"Basic economic principles underlie Governor Ed Rendell's proposal to balance the state's budget in part through an increase in the state's personal income tax," Price said. "The alternative course of significant cuts in state spending would increase the unemployment rolls at exactly the wrong time."
"Pennsylvania's unemployment rate remains about a percentage point lower than the national rate -- an advantage that translates into 60,000 jobs," Price added. "A budget agreement that relies solely on spending cuts would jeopardize that Pennsylvania advantage."
Additionally, because state income taxes can be subtracted from federal taxable income, taxpayers who itemize deductions can receive as much as a 35 cent reduction in federal taxes for each dollar increase in state income taxes. This would make a tax increase even less harmful to employment than deep spending cuts.

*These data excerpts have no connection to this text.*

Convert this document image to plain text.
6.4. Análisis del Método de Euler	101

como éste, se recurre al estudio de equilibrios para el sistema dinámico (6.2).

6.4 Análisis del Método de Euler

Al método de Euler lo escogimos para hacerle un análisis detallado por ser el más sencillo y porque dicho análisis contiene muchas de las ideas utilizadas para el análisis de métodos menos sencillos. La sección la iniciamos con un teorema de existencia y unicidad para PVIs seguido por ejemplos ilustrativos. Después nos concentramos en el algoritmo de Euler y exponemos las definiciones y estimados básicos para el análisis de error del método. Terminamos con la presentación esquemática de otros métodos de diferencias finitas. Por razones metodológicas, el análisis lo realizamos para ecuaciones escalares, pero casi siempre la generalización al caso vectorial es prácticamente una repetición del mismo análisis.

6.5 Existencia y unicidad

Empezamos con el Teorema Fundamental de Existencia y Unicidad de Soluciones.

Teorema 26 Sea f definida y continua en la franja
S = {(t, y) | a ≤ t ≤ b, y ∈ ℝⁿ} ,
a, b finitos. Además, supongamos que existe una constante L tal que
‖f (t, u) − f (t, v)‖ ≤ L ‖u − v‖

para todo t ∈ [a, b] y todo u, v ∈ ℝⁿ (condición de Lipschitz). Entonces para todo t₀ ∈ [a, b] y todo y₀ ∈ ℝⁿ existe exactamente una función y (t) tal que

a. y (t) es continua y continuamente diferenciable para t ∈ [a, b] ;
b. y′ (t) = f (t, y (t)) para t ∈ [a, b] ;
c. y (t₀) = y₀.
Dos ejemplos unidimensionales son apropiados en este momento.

Pennsylvania could target its income tax increase to higher-income earners, through a differentially higher tax on investment income (such as dividends, capital gains, and net profits), Price noted. This can be done in Pennsylvania without a constitutional change because each component of investment income is a separate "class" of income and thus may be subject to a different tax rate under the state's constitutional uniformity clause.
Price also noted that state spending financed through bonds -- in effect, through future state revenues -- can be especially stimulating to the state economy in the short run, one reason that bond-financed water and sewer infrastructure and the state's $650 million Alternative Energy Investment Fund are so well timed.